Milan, Gattuso: “Col Parma sarà dura, ci sarà da battagliare. Calhanoglu? Ha bisogno di sentirsi importante”

Gattuso

Il tecnico del Milan Gennaro Gattuso ha parlato ai microfoni di Milan TV della partita di ieri sera contro il Dudelange e dell’imminente impegno di domenica contro il Parma. Ecco le sue parole:

“Partite facili non ne esistono. Sulla carta sembrano passeggiate, ma poi quando si cambiano tanti uomini è così. Per dare continuità ci vogliono quattro o cinque partite in fila, per alcuni allenarsi e poi giocare ogni tanto non funzione. Loro sanno giocare, tengono bene il campo e sanno palleggiare. Sul 1-2 non è stato facile ribaltarla. Quando ci sono queste gare non sono mai tranquillo per tanti motivi. Spiace per i due gol ma ora andiamo avanti, ci giochiamo tutto ad Atene e va bene così con i tre punti”.

Napoli a Liverpool, Milan ad Atene: storia?: “Non lo so. Ci penserò quando andremo là a giocare. Ora penso a recuperare qualche giocatore e fare più punti possibili fino alla sosta. Oggi era tosta, mi è piaciuto lo spirito con la quale l’abbiamo ribaltata. I ragazzi sapevano che non potevamo perdere e ho visto cambiare gli occhi. Avessimo perso o non vinto sarebbe stato un disastro mentale, un macigno pesantissimo da portarci dietro. Contento della reazione, lo ripeto”.

Su Calhanoglu“È un ragazzo un po’ particolare. Ha una qualità incredibile ma a livello personale ha bisogno di affetto, di sentirsi importante. Con la Lazio mi ha fatto arrabbiare, quelle due palle gol che ha avuto doveva spaccare la porta. Ha troppa qualità per sbagliare. Da lui mi aspetto tecnica e balistica, di rivedere gol come quello fatto col Dudelange”.

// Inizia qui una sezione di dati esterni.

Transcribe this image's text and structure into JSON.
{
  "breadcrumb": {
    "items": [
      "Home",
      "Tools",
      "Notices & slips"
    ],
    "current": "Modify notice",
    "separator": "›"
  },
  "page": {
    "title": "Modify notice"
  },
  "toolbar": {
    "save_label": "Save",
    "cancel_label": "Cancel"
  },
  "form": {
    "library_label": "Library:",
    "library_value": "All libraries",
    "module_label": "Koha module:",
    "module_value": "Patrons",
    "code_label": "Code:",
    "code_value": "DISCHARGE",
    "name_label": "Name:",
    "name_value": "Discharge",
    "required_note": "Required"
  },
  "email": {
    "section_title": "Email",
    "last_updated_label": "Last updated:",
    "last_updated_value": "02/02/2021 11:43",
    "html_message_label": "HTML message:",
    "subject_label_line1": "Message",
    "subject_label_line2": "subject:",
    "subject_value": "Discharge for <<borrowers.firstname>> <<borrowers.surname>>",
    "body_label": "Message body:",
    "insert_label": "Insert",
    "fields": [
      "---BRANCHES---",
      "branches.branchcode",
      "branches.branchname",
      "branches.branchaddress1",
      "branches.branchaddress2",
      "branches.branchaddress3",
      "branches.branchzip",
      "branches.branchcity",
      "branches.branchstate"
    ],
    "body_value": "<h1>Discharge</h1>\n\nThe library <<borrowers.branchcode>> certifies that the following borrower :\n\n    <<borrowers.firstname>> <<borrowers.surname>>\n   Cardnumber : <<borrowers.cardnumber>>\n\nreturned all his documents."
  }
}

Sul match col Parma: “Mi sembra assurdo giocare alle 18.55 e poi fare l’anticipo della domenica, non voglio fare polemica ma proprio non capisco… Comunque ci sarà da battagliare, non voglio scuse e siamo più forti anche di questo. Il Parma è forte e quando ribalta l’azione ha dei missili in attacco. Dobbiamo essere bravi. Se giochiamo come col Dudelange non basta, servono più energie. Il loro sesto posto non è un caso”.